The process of implementing a miRNA-based biomarker remains a challenge, the main problem being represented by the small patient cohort and the lack of a standardized method for evaluation. In addition, we need to take into account some of the patient characteristics such as dietary habits, environmental exposure, immune status and age. In this context, one miRNA with an altered expression level does not automatically have an oncogenic or a tumor suppressive role.
Conclusion
We identified an aberrant miRNA expression pattern in the plasma of TNBC and DPBC patients. Our investigation found several miRNAs deregulated in the plasma of these patients, most of them being common for the HER2- subtypes of breast cancer. The miRNA specific signature for TNBC versus DPBC includes the downregulation of four miRNAs belonging to the miR-17-92 cluster (miR-17-5p, miR-20a, miR-20b, and miR-93), along with other miRNAs, such as miR-130, miR-22 and miR-29a/c. The overlap of circulating plasma and tissue miRNAs emphasizes the important role of miR-200b/c, miR-210 and miR-29c in TNBC tumorigenesis.
The regulatory mechanisms in cancer are more complex than one simple biomarker; miR-200b is a key element for the future answers given to the breast cancer mystery, especially considering that this microRNA is integrated in a regulatory network which acts in conjunction. As follows, not a single node, but the whole network affects the patient prognosis and response to therapy.

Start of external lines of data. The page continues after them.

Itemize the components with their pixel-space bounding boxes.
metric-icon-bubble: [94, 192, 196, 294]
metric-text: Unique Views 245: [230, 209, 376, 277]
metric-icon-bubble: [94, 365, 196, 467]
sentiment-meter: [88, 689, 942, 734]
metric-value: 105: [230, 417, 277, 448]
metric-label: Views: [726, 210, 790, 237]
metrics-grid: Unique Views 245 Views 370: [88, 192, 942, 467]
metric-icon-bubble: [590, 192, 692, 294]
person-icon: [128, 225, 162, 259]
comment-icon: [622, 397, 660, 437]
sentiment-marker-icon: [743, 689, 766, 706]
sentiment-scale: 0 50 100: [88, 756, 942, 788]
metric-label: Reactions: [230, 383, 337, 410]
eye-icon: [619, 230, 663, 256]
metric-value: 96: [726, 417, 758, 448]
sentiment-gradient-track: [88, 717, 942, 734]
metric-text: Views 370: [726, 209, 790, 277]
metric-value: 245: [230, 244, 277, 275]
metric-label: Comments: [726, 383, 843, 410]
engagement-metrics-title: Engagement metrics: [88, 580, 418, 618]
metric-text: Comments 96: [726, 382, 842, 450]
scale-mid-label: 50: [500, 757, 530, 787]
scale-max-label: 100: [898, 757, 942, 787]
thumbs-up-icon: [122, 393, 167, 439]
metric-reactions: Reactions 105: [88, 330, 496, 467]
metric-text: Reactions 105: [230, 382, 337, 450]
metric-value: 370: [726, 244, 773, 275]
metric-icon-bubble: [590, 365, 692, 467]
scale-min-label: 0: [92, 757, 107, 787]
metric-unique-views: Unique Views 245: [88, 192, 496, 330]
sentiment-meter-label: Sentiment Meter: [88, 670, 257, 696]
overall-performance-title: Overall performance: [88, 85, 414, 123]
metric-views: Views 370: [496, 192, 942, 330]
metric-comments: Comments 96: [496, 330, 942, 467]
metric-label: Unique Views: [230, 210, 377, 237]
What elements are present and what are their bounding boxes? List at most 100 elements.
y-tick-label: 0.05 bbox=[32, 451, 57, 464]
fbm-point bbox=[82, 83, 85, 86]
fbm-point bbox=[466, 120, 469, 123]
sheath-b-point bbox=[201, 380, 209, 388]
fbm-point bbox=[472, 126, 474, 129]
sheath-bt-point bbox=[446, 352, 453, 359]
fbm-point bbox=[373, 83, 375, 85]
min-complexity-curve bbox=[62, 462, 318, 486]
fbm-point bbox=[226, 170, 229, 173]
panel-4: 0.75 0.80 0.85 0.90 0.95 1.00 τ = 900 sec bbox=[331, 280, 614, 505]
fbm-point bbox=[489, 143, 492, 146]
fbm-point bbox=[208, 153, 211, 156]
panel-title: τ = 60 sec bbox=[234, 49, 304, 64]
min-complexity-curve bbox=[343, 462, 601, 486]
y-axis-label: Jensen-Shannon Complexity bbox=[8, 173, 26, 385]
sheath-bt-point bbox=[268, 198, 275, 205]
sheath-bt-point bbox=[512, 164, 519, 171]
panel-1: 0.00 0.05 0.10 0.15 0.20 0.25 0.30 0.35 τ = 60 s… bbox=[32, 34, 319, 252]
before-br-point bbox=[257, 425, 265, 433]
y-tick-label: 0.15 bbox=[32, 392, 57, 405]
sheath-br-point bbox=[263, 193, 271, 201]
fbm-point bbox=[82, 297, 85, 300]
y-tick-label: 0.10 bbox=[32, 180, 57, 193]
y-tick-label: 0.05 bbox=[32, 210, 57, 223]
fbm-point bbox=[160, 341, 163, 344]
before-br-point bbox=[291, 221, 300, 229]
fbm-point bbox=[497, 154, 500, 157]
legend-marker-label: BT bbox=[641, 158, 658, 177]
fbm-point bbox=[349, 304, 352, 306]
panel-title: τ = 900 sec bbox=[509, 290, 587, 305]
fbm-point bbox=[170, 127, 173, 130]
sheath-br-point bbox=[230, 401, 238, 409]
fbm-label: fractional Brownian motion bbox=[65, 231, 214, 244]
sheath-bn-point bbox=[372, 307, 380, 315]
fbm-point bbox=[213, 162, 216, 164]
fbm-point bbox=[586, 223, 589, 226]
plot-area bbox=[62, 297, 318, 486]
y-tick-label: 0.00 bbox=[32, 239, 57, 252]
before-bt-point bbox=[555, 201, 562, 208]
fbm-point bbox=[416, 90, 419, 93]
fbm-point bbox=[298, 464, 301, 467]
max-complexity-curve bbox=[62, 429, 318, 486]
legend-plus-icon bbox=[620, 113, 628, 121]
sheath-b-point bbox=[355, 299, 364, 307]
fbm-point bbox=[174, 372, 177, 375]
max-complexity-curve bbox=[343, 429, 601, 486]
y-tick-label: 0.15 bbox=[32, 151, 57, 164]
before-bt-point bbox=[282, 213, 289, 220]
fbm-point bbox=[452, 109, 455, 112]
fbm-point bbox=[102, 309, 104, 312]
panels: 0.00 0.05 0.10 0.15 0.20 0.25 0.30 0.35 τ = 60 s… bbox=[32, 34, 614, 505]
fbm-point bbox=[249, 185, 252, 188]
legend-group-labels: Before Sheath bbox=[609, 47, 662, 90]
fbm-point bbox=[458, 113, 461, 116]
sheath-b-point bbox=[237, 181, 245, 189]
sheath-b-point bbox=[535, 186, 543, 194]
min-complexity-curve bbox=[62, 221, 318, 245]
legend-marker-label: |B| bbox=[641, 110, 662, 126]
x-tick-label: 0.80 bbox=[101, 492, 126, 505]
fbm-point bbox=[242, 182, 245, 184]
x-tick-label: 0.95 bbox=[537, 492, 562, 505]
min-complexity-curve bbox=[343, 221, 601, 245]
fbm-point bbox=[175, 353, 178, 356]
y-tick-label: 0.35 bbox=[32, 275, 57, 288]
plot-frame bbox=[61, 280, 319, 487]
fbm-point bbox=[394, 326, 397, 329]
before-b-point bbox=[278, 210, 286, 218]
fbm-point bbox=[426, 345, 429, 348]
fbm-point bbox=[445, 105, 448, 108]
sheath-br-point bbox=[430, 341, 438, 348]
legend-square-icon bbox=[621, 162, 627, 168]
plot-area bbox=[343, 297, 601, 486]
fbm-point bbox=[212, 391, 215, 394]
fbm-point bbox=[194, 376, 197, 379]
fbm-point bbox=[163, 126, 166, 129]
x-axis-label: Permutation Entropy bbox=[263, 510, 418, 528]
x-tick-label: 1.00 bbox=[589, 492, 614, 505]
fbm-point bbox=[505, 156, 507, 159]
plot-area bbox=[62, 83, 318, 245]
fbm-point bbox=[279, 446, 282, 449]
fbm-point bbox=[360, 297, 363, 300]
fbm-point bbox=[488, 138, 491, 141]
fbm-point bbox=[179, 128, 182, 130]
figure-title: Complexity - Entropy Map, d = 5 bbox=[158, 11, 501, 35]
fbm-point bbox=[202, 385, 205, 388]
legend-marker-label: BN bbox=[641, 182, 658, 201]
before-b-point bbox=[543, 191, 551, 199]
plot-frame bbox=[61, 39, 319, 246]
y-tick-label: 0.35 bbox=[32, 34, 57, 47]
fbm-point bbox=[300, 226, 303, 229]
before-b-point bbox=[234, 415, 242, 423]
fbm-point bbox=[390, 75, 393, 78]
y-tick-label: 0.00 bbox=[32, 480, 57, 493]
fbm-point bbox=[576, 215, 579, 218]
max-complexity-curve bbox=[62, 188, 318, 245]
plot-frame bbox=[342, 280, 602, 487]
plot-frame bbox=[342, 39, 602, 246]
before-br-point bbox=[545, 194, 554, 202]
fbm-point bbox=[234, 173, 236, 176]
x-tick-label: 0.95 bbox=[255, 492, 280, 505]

Nevertheless, the fluctuating levels of miR-200b provide a deep understanding over some of the mechanisms which drive the metastatic spread from the primary tumour. Controlling these EMT transcripts may increase the survival rate of the TNBC patients, due to their link with metastatic markers that promote cell adhesion, migration, and motility.
Further studies on a larger cohort of patients are needed to validate our findings. Also, much remains to be learned about the application of miRNA-based evaluation of treatment response and the early detection of recurrences.